The process of emission refers to the release of energy in the form of a photon following the spontaneous decay of an excited atom into a lower energy level. Emission can be characterized based on whether the atom is stimulated by incoming photons of a specific frequency, which is otherwise known as stimulated emission, to reduce its energy level.
The energy that is lost following any type of emission can be transferred to an electromagnetic field to create a new photon, and whether this photon is created with a phase, frequency, polarization and direction of travel, or not, will indicate whether the emission was stimulated or spontaneous, respectively. Stimulated emission is also termed as laser emission, whereas spontaneous emission can also be referred to as general emission.
Stimulated (Laser) Emission
The term ‘laser’ itself is an acronym for light amplification by stimulated emission of radiation. Laser emission, or stimulated emission, refers to the specific activation of an atom or ion by a laser that will lead to its decay to a lower energy level. The energy that is released during this process will cause the excited electrons to move from the lower energy orbit to a higher energy orbit that surrounds to nucleus.

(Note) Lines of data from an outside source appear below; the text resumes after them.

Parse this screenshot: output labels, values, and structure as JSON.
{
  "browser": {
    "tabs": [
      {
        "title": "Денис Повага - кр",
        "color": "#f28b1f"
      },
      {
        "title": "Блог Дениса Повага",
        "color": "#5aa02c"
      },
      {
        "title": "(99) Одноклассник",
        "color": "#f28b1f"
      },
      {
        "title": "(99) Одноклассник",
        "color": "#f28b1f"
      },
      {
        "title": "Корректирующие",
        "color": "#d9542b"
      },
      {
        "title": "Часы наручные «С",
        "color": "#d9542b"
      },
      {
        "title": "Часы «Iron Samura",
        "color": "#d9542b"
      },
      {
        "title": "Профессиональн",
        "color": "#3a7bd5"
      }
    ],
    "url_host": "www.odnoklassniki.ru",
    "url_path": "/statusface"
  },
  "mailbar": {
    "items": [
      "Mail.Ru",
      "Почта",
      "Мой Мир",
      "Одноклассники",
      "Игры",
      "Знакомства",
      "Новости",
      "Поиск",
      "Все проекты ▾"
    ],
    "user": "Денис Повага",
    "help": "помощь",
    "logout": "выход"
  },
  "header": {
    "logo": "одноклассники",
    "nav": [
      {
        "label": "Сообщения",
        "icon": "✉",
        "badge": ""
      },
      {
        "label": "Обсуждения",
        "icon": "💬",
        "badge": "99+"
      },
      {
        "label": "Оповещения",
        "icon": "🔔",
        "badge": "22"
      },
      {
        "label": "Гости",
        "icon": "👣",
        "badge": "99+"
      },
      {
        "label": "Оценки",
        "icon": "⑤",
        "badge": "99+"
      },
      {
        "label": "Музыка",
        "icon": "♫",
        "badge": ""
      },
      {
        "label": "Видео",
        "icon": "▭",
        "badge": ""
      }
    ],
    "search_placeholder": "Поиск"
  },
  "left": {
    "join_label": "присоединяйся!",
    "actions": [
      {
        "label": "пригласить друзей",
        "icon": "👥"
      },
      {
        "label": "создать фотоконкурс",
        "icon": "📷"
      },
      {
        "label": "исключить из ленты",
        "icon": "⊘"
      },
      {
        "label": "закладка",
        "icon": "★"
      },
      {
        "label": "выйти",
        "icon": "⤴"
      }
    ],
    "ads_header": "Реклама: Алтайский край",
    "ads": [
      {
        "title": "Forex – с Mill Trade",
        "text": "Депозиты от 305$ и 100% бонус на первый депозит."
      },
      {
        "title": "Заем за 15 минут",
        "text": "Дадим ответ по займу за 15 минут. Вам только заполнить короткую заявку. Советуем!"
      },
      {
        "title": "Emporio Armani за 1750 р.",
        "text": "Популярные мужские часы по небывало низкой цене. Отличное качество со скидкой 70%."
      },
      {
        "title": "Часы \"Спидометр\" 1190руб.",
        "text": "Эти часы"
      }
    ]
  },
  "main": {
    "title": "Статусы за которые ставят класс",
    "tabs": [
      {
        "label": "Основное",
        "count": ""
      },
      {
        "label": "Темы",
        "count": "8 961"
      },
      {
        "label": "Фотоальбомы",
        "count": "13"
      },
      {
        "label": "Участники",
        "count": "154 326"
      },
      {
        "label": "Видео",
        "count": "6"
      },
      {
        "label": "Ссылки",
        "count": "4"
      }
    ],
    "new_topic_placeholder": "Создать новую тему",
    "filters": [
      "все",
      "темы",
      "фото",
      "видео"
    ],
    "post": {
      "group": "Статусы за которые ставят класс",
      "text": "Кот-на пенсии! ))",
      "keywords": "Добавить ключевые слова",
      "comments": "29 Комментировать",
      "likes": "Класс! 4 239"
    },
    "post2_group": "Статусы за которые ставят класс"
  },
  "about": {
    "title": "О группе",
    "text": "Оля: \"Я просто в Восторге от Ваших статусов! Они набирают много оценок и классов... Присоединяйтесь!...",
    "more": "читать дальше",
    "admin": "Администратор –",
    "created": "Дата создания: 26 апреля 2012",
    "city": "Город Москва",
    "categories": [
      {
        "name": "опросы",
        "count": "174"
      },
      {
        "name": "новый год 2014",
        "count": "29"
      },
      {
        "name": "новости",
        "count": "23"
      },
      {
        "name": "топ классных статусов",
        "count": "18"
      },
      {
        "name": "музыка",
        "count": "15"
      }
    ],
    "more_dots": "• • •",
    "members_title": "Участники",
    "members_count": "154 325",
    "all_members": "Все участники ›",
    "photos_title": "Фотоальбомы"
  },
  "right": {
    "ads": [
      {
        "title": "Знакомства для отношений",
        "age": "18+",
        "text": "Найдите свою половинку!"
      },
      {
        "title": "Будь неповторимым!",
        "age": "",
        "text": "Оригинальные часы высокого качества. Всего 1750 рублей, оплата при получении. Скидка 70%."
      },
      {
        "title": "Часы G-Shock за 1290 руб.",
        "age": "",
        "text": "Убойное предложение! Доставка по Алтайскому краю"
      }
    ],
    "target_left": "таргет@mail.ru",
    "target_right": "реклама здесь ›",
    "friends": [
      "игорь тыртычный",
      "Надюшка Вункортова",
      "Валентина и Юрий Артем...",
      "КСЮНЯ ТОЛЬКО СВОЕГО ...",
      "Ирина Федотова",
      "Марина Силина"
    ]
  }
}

Once the excited electrons return to their ground state, particles of light, which are otherwise referred to as photons, are emitted at the same wavelength. Additionally, the emitted photons are coherent, signifying that each crest and trough of the light waves are consistent with each other.
Laser emission will only occur in atoms that exhibit an optical frequency, or wavelength, of a specific gain bandwidth, as lasers typically operate at wavelengths in which the gain medium is at its highest gain. The usefulness of understanding laser emission is directly attributed to the wide range of products that currently utilize laser atoms during surgical procedures, precision cutting tools, CDROM readers, scanning products at commercial stores and holograms, to name a few. In these applications, laser atoms are maintained in the excited state by continuously pumping the laser to maintain the atoms in a continuous excited state.
Spontaneous (General) Emission
As compared to stimulated, or laser emission, spontaneous emission arises, as its name indicates, spontaneously, rather than as a result of an excitation that is produced from a laser ion in a gain medium. Once the atom, or other quantum mechanical entitiy such as a molecule or subatomic particle, becomes excited and reaches a higher-energy level, it can either spontaneously return to its ground state, or release its excess energy in the form of a photon that is carried in a spontaneous direction.
The specific properties of the atom, as well as the structure of the surrounding medium that is inducing the excitation of the atom, are two of the primary determining factors used to establish the rate of the spontaneous emission, and subsequently the overall lifetime of the excited level of the atom.
As a quantum effect, spontaneous emission is a useful energy property that can be suppressed or modified by manipulating the placement of an atom or ion within a microcavity structure to alter the overall structure of the optical field of the emission. The photons that are produced by spontaneous emission of randomly excited atoms are referred to as luminescence.